Gibt es auch eine Schönberg-Phobie?

Warum, so die erste Frage, haben eigentlich so viele Menschen regelrecht Angst vor der Musik Arnold Schönbergs? Christine Schäfer lächelt wissend. „Ich habe in meinem Leben viele moderne Werke interpretiert, und Schönbergs Musik prägt sich tatsächlich schwer ein. Wenn man zum Beispiel Alban Berg zwei, drei Mal hört, hat man die Musik im Ohr, Anton Weberns Musik ist wiederum so anders, dass sie dadurch einen hohen Wiedererkennungswert hat. Schönberg aber hat eine Kompliziertheit, die für manche schwer nachvollziehbar ist. Offenbar gibt es viele Menschen, die Dissonanzen nicht mögen, was wiederum für mich nicht nachvollziehbar ist. Ich denke, das ist der Hauptgrund.“

Magdalena Anna Hofmann nickt zustimmend. „Die Schwierigkeit liegt darin, dass der Genuss erst bei oftmaligem Hören kommt. Das ist auch beim Studium dieser Musik so. Man beginnt mit dem Lernen und kann möglicherweise anfangs noch nicht viel damit anfangen. Je öfter man allerdings wiederholt, desto mehr erkennt man die Strukturen, desto stärker entwickelt sich eine Tonalität, obwohl es eine solche vielleicht gar nicht gibt, desto leichter wird es zugänglich. Das Publikum aber hört es in der Regel zum ersten, zweiten oder dritten Mal, hat es also nicht so sehr im Ohr wie beispielsweise den ‚Rosenkavalier‘.“ Für sie biete Arnold Schönbergs Musik unendlich viel Freiheit. „In der Gestaltung, in der Tongebung, in den Farben.

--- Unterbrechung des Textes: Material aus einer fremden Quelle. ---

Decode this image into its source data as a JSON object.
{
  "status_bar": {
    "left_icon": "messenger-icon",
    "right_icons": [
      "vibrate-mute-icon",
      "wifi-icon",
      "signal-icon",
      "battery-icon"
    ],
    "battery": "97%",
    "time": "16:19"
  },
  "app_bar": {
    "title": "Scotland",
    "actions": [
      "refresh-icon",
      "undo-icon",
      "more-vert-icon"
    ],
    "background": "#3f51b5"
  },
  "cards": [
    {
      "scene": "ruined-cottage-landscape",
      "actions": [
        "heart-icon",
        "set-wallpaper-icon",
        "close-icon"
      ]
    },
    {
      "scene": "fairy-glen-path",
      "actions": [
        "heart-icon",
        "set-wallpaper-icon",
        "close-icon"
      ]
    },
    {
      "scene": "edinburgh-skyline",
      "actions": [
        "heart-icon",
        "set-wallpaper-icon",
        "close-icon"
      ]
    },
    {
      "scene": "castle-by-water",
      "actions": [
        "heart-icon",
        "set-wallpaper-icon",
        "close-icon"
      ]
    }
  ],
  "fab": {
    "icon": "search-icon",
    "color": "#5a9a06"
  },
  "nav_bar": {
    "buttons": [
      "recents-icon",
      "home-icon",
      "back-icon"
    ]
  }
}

Ich bin immer auf der Suche nach unterschiedlichen Farbnuancen, und solche kann man auch nach Jahren der Beschäftigung immer wieder neue finden.“ Christine Schäfer schätzt an Schönbergs Musik ihre außergewöhnliche Ausdruckskraft. „Bei mir entstehen sofort Bilder im Kopf, fast explosionsartig, weil sie so abstrakt ist, manchmal surrealistisch. Immer wieder darauf zurückkommen zu dürfen, ist für mich sehr wertvoll.“

Theater an der Wien
Christine Schäfer tritt seit zehn Jahren nicht mehr als Sängerin auf. In „Freitag, der Dreizehnte“ brilliert sie darstellerisch und mit Sprechgesang. Im Hintergrund das Klangforum Wien.

Werner Kmetitsch

Der Nichtgesang als Begründung

„Freitag, der Dreizehnte“ ist eine vergleichsweise kleine Produktion für ein fortgeschrittenes Publikum. Was hat die beiden so sehr daran interessiert, dass sie sofort zugesagt haben. „Dass ich nicht singen muss“, erklärt Christine Schäfer. „Ich singe seit zehn Jahren nicht mehr aktiv, was bedeutet, dass ich es auch nicht mehr auf höchstem Niveau kann. Als Michael Bode mich angerufen und gefragt hat, ob ich Lust hätte, an diesem Projekt teilzuhaben, hat er mir auch gleich gesagt, dass ich nicht singen muss. Somit war klar, dass ich es mache. Weil ich diese Arbeit, hauptsächlich die Proben, so sehr vermisse. Für mich ist das wie ein kleiner Ausflug, danach ist dann wieder Schluss.“ Dirigent Michael Boder ist knapp nach Probenbeginn unerwartet verstorben. Der Abend ist also auch sein Vermächtnis und wird im Gedenken an ihn realisiert.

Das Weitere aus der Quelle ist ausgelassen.